Still, the current prescribing information for Sinemet from Merck Pharmaceuticals indicates in regards to reported cases of melanoma in PD, “whether the increased risk observed was due to Parkinson’s disease or other factors, such as drugs used to treat Parkinson’s disease, is unclear….patients and providers are advised to monitor for melanomas frequently and on a regular basis when using SINEMET for any indication. Ideally, periodic skin examinations should be performed by appropriately qualified individuals (e.g., dermatologists).”
Other anti-Parkinson medications
Azilect (rasagiline) is a monoamine oxidase B inhibitor, which boosts dopamine in the brain. The Azilect prescribing information notes, “The increased incidence of melanoma in the Azilect development program was comparable to the increased risk observed in the Parkinson’s disease populations examined in epidemiological studies.” In the lab, rasagiline has been found to actually decrease melanoma growth, and has been tested as a therapy in lab animals (13).
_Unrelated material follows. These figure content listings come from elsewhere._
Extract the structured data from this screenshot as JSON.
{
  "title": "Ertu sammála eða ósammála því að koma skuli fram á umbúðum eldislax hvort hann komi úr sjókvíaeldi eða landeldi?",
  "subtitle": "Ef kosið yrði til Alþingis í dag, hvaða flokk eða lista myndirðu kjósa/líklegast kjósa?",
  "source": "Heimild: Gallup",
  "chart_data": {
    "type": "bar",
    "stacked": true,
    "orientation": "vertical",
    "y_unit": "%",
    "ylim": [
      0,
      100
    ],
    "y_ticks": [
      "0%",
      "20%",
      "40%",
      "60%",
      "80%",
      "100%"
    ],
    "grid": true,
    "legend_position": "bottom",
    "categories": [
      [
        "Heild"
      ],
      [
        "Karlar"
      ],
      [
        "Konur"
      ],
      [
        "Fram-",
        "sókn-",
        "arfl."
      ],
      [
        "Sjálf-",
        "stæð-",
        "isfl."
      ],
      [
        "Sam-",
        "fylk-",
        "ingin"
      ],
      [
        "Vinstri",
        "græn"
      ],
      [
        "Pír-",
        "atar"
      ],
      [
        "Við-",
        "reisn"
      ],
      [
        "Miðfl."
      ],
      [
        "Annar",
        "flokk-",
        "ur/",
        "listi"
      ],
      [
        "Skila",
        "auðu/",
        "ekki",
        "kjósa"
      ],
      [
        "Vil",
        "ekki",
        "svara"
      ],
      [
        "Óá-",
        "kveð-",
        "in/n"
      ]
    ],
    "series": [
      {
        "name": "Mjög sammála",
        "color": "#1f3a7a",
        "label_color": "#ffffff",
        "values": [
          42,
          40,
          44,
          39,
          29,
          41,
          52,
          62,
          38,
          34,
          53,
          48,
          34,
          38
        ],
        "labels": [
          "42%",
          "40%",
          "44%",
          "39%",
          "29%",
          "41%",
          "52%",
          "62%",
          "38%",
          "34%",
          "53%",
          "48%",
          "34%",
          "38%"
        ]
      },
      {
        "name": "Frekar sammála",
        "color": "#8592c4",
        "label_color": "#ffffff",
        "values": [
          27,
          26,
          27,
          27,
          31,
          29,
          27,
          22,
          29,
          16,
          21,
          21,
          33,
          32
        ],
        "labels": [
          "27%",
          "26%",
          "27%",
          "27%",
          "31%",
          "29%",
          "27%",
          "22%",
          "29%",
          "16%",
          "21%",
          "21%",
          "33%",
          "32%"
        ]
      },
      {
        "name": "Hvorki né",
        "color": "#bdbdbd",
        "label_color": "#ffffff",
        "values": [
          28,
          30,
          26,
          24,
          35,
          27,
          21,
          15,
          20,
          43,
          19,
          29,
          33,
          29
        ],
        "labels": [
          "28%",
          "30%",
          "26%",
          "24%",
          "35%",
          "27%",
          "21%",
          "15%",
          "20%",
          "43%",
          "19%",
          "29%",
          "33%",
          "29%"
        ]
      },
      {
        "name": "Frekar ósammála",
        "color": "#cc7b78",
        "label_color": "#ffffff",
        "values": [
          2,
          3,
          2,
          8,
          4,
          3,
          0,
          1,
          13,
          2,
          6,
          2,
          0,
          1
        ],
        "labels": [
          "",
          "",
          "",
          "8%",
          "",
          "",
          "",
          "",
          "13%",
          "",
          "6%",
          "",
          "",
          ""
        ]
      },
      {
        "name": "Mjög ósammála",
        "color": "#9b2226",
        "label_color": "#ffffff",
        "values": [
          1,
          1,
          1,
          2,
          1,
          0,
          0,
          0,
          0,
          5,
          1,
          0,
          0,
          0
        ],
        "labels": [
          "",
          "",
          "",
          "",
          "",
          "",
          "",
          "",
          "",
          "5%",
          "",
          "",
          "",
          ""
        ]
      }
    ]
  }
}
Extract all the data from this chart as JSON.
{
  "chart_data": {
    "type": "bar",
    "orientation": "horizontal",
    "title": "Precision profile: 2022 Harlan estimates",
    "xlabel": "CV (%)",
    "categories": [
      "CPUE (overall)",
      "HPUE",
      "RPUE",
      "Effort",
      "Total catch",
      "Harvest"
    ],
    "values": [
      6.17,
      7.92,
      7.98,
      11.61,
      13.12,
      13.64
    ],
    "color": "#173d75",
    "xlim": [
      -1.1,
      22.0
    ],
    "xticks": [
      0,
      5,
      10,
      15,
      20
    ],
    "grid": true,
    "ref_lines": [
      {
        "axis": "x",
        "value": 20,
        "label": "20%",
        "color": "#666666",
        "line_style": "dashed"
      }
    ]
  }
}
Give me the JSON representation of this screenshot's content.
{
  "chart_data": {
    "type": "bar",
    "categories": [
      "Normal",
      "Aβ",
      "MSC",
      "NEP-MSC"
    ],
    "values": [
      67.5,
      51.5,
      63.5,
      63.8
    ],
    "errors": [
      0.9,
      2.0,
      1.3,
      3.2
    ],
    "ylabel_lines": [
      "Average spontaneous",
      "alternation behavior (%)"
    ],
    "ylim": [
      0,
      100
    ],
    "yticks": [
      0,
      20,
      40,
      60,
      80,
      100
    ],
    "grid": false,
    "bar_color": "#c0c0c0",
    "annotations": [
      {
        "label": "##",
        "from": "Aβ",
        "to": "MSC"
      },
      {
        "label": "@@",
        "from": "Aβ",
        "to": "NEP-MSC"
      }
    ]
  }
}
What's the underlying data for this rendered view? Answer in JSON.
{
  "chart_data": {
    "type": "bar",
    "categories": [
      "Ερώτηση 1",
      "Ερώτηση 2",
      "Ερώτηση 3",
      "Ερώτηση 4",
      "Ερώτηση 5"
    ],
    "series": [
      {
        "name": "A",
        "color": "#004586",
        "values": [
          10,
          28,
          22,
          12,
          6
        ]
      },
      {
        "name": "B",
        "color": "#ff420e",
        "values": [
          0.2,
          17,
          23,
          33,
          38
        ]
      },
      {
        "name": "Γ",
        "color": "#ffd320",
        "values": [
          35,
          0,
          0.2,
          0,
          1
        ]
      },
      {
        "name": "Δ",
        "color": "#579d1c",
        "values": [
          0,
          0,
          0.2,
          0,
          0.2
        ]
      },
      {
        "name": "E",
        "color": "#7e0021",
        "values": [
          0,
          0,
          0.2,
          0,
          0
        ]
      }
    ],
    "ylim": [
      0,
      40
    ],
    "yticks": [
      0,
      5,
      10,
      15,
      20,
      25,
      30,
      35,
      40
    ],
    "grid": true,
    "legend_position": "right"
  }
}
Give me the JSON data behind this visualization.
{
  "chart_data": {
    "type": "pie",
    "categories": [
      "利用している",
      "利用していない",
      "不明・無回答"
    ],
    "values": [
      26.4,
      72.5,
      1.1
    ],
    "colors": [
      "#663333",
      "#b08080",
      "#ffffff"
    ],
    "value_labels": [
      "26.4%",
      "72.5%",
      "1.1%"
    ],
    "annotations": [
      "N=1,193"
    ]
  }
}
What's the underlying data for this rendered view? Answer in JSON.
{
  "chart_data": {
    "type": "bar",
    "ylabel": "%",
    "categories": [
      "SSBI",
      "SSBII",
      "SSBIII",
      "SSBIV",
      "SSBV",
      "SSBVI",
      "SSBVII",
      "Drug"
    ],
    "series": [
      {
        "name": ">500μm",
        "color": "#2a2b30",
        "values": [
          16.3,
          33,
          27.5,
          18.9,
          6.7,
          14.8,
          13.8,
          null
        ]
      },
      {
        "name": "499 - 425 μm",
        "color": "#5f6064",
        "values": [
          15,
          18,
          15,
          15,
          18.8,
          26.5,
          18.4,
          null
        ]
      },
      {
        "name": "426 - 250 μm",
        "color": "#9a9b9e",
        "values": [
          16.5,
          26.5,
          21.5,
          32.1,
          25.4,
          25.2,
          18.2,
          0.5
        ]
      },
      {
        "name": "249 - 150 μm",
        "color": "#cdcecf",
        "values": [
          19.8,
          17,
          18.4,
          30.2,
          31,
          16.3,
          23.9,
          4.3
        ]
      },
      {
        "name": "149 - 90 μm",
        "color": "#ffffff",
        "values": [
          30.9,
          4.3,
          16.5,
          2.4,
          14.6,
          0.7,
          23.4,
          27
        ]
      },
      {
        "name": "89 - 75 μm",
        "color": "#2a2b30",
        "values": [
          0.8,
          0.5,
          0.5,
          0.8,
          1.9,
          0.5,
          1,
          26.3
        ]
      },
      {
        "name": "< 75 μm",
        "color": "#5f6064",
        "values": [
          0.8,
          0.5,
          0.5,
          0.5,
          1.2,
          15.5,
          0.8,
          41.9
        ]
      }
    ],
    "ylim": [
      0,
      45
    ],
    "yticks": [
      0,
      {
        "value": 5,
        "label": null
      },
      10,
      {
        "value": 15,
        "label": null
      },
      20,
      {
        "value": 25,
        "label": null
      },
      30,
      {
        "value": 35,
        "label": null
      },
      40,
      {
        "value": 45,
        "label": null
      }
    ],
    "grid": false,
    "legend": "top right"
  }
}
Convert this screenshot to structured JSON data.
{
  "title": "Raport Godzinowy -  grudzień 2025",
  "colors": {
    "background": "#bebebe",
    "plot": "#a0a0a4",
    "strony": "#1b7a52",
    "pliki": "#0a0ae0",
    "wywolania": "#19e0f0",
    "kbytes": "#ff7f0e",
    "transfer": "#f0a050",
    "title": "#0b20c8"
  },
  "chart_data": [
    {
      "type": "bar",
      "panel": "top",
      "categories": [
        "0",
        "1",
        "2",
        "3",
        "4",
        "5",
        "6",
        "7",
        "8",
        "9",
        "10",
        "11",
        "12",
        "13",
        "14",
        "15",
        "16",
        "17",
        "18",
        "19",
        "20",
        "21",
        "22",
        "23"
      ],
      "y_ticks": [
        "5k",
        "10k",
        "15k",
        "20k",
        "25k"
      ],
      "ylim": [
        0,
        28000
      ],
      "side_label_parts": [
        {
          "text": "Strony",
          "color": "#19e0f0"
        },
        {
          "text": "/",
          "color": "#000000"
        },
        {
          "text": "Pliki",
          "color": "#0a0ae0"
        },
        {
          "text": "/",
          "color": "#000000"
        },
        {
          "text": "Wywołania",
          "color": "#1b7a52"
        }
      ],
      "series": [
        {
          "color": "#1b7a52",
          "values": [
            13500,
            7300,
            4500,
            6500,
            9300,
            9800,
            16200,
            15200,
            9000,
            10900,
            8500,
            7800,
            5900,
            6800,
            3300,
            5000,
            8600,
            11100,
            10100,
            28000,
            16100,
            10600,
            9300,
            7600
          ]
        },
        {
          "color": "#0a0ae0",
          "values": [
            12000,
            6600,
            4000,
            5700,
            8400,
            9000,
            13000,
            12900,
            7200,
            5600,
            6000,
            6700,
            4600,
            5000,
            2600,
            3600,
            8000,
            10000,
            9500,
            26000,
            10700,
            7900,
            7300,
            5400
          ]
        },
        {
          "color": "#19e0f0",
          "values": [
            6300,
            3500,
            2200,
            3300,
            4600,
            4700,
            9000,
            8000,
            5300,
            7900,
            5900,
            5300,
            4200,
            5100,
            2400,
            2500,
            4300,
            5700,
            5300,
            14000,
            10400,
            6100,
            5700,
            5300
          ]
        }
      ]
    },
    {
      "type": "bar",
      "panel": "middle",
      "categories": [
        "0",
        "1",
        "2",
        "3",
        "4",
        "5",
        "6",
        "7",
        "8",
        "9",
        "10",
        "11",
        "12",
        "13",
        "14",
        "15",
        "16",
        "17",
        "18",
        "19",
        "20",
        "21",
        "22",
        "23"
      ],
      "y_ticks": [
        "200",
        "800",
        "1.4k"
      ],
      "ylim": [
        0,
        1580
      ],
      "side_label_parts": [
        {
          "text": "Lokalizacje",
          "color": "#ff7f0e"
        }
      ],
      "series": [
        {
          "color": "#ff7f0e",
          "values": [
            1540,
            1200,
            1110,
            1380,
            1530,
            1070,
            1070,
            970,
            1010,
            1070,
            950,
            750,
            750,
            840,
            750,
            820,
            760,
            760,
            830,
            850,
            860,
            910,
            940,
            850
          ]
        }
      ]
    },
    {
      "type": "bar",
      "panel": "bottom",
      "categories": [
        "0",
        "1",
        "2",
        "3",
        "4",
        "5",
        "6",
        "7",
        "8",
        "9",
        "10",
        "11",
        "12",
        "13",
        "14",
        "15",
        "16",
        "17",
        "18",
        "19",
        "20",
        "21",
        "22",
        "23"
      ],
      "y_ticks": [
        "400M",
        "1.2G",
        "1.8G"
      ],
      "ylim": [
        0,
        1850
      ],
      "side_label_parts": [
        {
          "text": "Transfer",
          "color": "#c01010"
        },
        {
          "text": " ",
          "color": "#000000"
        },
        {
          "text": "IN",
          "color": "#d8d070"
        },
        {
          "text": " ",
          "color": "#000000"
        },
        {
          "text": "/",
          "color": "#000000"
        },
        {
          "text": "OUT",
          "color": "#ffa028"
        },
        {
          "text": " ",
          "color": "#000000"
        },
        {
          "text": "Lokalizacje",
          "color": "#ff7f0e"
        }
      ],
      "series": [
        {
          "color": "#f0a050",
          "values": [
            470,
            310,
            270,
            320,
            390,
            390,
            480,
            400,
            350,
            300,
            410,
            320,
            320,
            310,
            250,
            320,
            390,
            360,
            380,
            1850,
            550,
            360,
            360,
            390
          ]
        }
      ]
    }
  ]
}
Requip (ropinirole), Mirapex (pramipexole), Neupro (rotigotine) are dopamine agonists. A PubMed search for each generic name and the term “melanoma” yielded zero citations. Prescribing information of ropinirole is silent regarding melanoma; whereas prescribing information of rotigotine and pramipexole note that there is a general two- to six-fold higher risk of melanoma in PD but the connection with drugs is unclear.
Summary
The incidence melanoma among PD patients is at least twice that of the general population, though still in the low single digits. And, if one has melanoma, the risk of developing PD is double that of the general population also. Thus, it would seem that there is a common risk or genetic cause for the two diseases, though the link has not been identified. In spite of the fact that levodopa can covert to melanin, the pigment of melanocytes and melanoma cells, there is no proof that levodopa causes or stimulates melanoma growth. The growth of melanoma seems dependent on genes, not the amount of melanin present. Still, some experts suggest it might be prudent to avoid levodopa in the melanoma patient if possible, and some recommend discarding the warning about levodopa and the risk of melanoma altogether.
1. http://www.cdc.gov/cancer/skin/statistics/
2. Skibba et al. Multiple primary melanoma following administration of levodopa. Arch Pahol 1972;93:556-61.
3. Rigel et al. Evaluation of Parkinson’s disease (PD) prevalence in patients with malignant melanoma. Mov Disord 2006;21:S58.
4. Ferrira, et al. Skin cancer and Parkinson’s disease. Movement Disorders 2010;25(2);139-48.
5. Jansson B, Jankovic J. Low cancer rates among patients with Parkinson’s disease. Ann Neurol. 1985;17(5);505-09.
6. Inzelberg, et al. High prevalence of malignant melanoma in Israeli patients with Parkinson’s disease. J Neural Transm 2011;118(8):1199-207.
7. Bertoni et al. Parkinson’s disease and melanoma: an epidemiologic evaluation. Ann Neurol 2006;60(Suppl 3):S71-72).
8. Constantinescu et al. Malignant melanoma in early Parkinson’s disease: the DATATOP trial. Mov Disord 2007;22:720-22.
9. Sober A, Wick M. Levodopa therapy and malignant melanoma. JAMA 1978;240:554-555.
10. Disse et al. A review of the association between Parkinson disease and malignant melanoma. Dermatol Surg 2016;42:(2)11-46.
11. Gao, et al. Family history of melanoma and Parkinson disease risk. Neurology. 2009;73(16):1286-91.
12. Fahn S, Jankovic J. Principles and Practice of Movement Disorders 2007, chapter 6,131.
13. Vermeij et al. Parkinson’s disease, levodopa-use and the risk of melanoma. Parkinsonism Relat Disord. 2009;15(8):551-3.
14. Meier-Davis, et al. Comparison of oral and transdermal administration of rasagiline mesylate on human melanoma tumor growth in vivo. Cutan Ocul Toxico 2012;31(4):312-17.